I stared at a photograph of a young flapper wearing an ostrich feather, fox-head stole, silk shoes … and nothing else. Behind her, a vampire bit the back of her knee, though she looked more ecstatic than alarmed. Years of Aileen’s erotic novels had not quite prepared me for the sight. I flipped through the others—more of the same, mostly young human girls and cruel, malevolent, darkly sexual vampires of either gender engaging in acts that would make my mother faint to hear about. I supposed I must be naïve for such a revelation to surprise me, but I was as appalled as a Victorian matron. How did these women keep from turning, if they regularly allowed themselves to be bitten by vampires? I had heard of scientists investigating prophylactic possibilities for vampirism transmission, but I doubted they had reached a stage where the practices depicted in these photographs could in any way be considered safe. I felt the old indignation rise up—if nothing laid bare the falsehood of Madison’s moral posturing, this would. To rail against vampirism while supporting the exploitation of women and vampires alike in the production of this kind of sick pornography?

Unfortunately, my moral indignation was so acute, I had quite forgotten the imminent threat of detection. At the last moment, I heard footsteps hurrying up the hall. I cursed silently and replaced the false bottom and then the dictionary. I certainly had no time to lock the drawer before I stood. I pushed it silently shut with my foot.

A man stood in the doorway. Not Madison, thankfully, but a balding, hunched man who looked older than the robust demagogue. He must have been one of the men in the other office, and he stared at me with something like horror.

“What are you doing here?” he asked.

“I … I thought I left my compact here,” I said.

“Behind his desk?” the man said. “Mr. Madison is coming back now.” He said this with some urgency, as though it would harm him for me to be caught snooping in his employer’s office. Did he know about the pornography? Perhaps it was his duty to guard it.

“I’m leaving now,” I said, and hurried to the door. As I walked past him, he caught my wrist in a painfully strong grip.

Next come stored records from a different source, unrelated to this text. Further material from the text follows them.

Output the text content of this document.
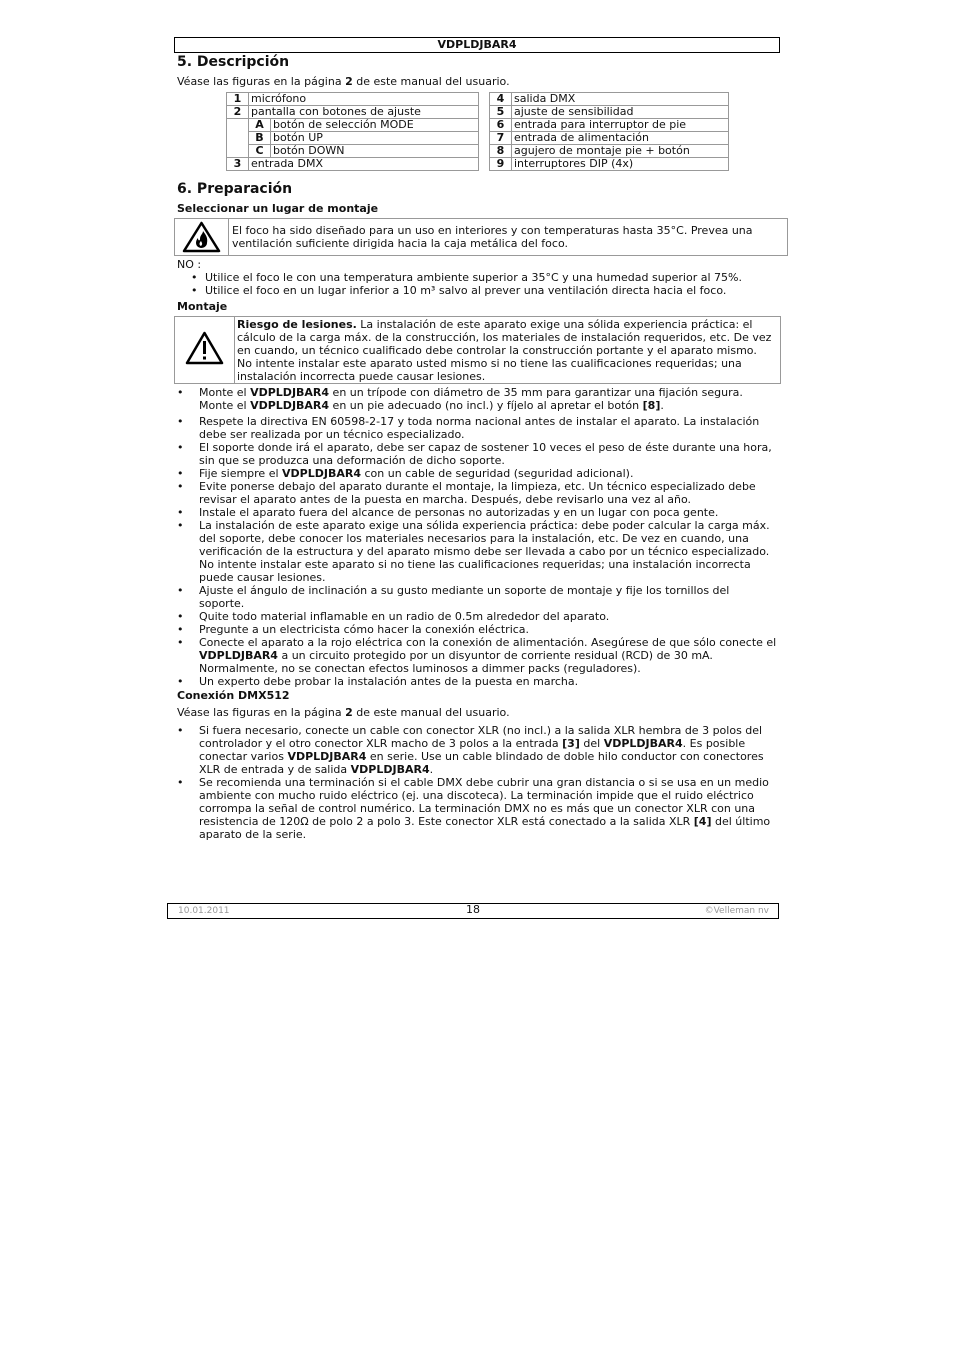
VDPLDJBAR4
5. Descripción
Véase las figuras en la página 2 de este manual del usuario.
1	micrófono	
2	pantalla con botones de ajuste	
	A	botón de selección MODE
	B	botón UP
	C	botón DOWN
3	entrada DMX	
4	salida DMX
5	ajuste de sensibilidad
6	entrada para interruptor de pie
7	entrada de alimentación
8	agujero de montaje pie + botón
9	interruptores DIP (4x)
6. Preparación
Seleccionar un lugar de montaje
El foco ha sido diseñado para un uso en interiores y con temperaturas hasta 35°C. Prevea una ventilación suficiente dirigida hacia la caja metálica del foco.
NO :
• Utilice el foco le con una temperatura ambiente superior a 35°C y una humedad superior al 75%.
• Utilice el foco en un lugar inferior a 10 m³ salvo al prever una ventilación directa hacia el foco.
Montaje
Riesgo de lesiones. La instalación de este aparato exige una sólida experiencia práctica: el cálculo de la carga máx. de la construcción, los materiales de instalación requeridos, etc. De vez en cuando, un técnico cualificado debe controlar la construcción portante y el aparato mismo. No intente instalar este aparato usted mismo si no tiene las cualificaciones requeridas; una instalación incorrecta puede causar lesiones.
• Monte el VDPLDJBAR4 en un trípode con diámetro de 35 mm para garantizar una fijación segura. Monte el VDPLDJBAR4 en un pie adecuado (no incl.) y fíjelo al apretar el botón [8].
• Respete la directiva EN 60598-2-17 y toda norma nacional antes de instalar el aparato. La instalación debe ser realizada por un técnico especializado.
• El soporte donde irá el aparato, debe ser capaz de sostener 10 veces el peso de éste durante una hora, sin que se produzca una deformación de dicho soporte.
• Fije siempre el VDPLDJBAR4 con un cable de seguridad (seguridad adicional).
• Evite ponerse debajo del aparato durante el montaje, la limpieza, etc. Un técnico especializado debe revisar el aparato antes de la puesta en marcha. Después, debe revisarlo una vez al año.
• Instale el aparato fuera del alcance de personas no autorizadas y en un lugar con poca gente.
• La instalación de este aparato exige una sólida experiencia práctica: debe poder calcular la carga máx. del soporte, debe conocer los materiales necesarios para la instalación, etc. De vez en cuando, una verificación de la estructura y del aparato mismo debe ser llevada a cabo por un técnico especializado. No intente instalar este aparato si no tiene las cualificaciones requeridas; una instalación incorrecta puede causar lesiones.
• Ajuste el ángulo de inclinación a su gusto mediante un soporte de montaje y fije los tornillos del soporte.
• Quite todo material inflamable en un radio de 0.5m alrededor del aparato.
• Pregunte a un electricista cómo hacer la conexión eléctrica.
• Conecte el aparato a la rojo eléctrica con la conexión de alimentación. Asegúrese de que sólo conecte el VDPLDJBAR4 a un circuito protegido por un disyuntor de corriente residual (RCD) de 30 mA. Normalmente, no se conectan efectos luminosos a dimmer packs (reguladores).
• Un experto debe probar la instalación antes de la puesta en marcha.
Conexión DMX512
Véase las figuras en la página 2 de este manual del usuario.
• Si fuera necesario, conecte un cable con conector XLR (no incl.) a la salida XLR hembra de 3 polos del controlador y el otro conector XLR macho de 3 polos a la entrada [3] del VDPLDJBAR4. Es posible conectar varios VDPLDJBAR4 en serie. Use un cable blindado de doble hilo conductor con conectores XLR de entrada y de salida VDPLDJBAR4.
• Se recomienda una terminación si el cable DMX debe cubrir una gran distancia o si se usa en un medio ambiente con mucho ruido eléctrico (ej. una discoteca). La terminación impide que el ruido eléctrico corrompa la señal de control numérico. La terminación DMX no es más que un conector XLR con una resistencia de 120Ω de polo 2 a polo 3. Este conector XLR está conectado a la salida XLR [4] del último aparato de la serie.
10.01.2011	18	©Velleman nv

“It’s not safe,” he said in a fierce whisper. His milky gray eyes, wide and intense, held me as firmly as his hand on my wrist. “You shouldn’t have come. Someone might see.” He spoke as though he knew me, but I had never seen him before in my life.

“I think you’ve mistaken me for someone, sir,” I said, struggling to keep calm. Did Madison employ madmen in his office?

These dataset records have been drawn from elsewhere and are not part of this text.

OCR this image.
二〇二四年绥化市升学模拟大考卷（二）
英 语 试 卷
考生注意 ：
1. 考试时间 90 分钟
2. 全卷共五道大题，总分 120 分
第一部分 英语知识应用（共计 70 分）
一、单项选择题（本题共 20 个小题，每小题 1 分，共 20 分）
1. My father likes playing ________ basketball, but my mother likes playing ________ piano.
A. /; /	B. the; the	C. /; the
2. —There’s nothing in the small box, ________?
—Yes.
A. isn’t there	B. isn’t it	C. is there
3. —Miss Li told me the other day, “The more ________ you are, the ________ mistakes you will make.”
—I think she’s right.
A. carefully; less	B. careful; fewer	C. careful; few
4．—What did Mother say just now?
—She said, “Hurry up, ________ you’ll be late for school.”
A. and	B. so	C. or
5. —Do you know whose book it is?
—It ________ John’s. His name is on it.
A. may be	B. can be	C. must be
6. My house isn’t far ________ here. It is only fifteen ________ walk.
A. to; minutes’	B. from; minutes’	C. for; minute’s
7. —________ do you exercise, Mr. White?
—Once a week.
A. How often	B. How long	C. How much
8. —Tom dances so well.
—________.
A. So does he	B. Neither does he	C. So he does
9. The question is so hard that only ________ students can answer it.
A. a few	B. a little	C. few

But the man just stared at me for a moment longer and then nodded, releasing me. “Right,” he said, still whispering. “Good, Miss Hollis. But you must leave now.”

To emphasize his point, gave me a hard push just in time to catch Madison coming back. He inclined his head to me and I thanked him before hurrying out.

I did not want to be here when he discovered his drawer unlocked. Hopefully he would dismiss it as an oversight on his part, but I couldn’t be sure. Downstairs, Mrs. Brandon was seated in the backseat of the town car with barely concealed impatience.

“Where should I drop you off,” she asked brusquely, as I climbed back inside. “I must get back downtown.”

“City Hall should be fine,” I said. “That’s where I left my bicycle.”

She wrinkled her nose, as though even the word carried a faint odor of poverty, but I didn’t mind. Without the instant command of a hackney whenever one wished, a bicycle was as good a mode of transportation as any.

“Thank you very much for bringing me, Mrs. Brandon,” I said, when the driver pulled up in front of the main post office across the street from City Hall.

“Then at least one of us got something out of this,” she said. “I hope the next time we meet you will have good news for the mayor, Miss Hollis.”

She drove away and I wondered to what extent her fortunes in this matter depended on my own.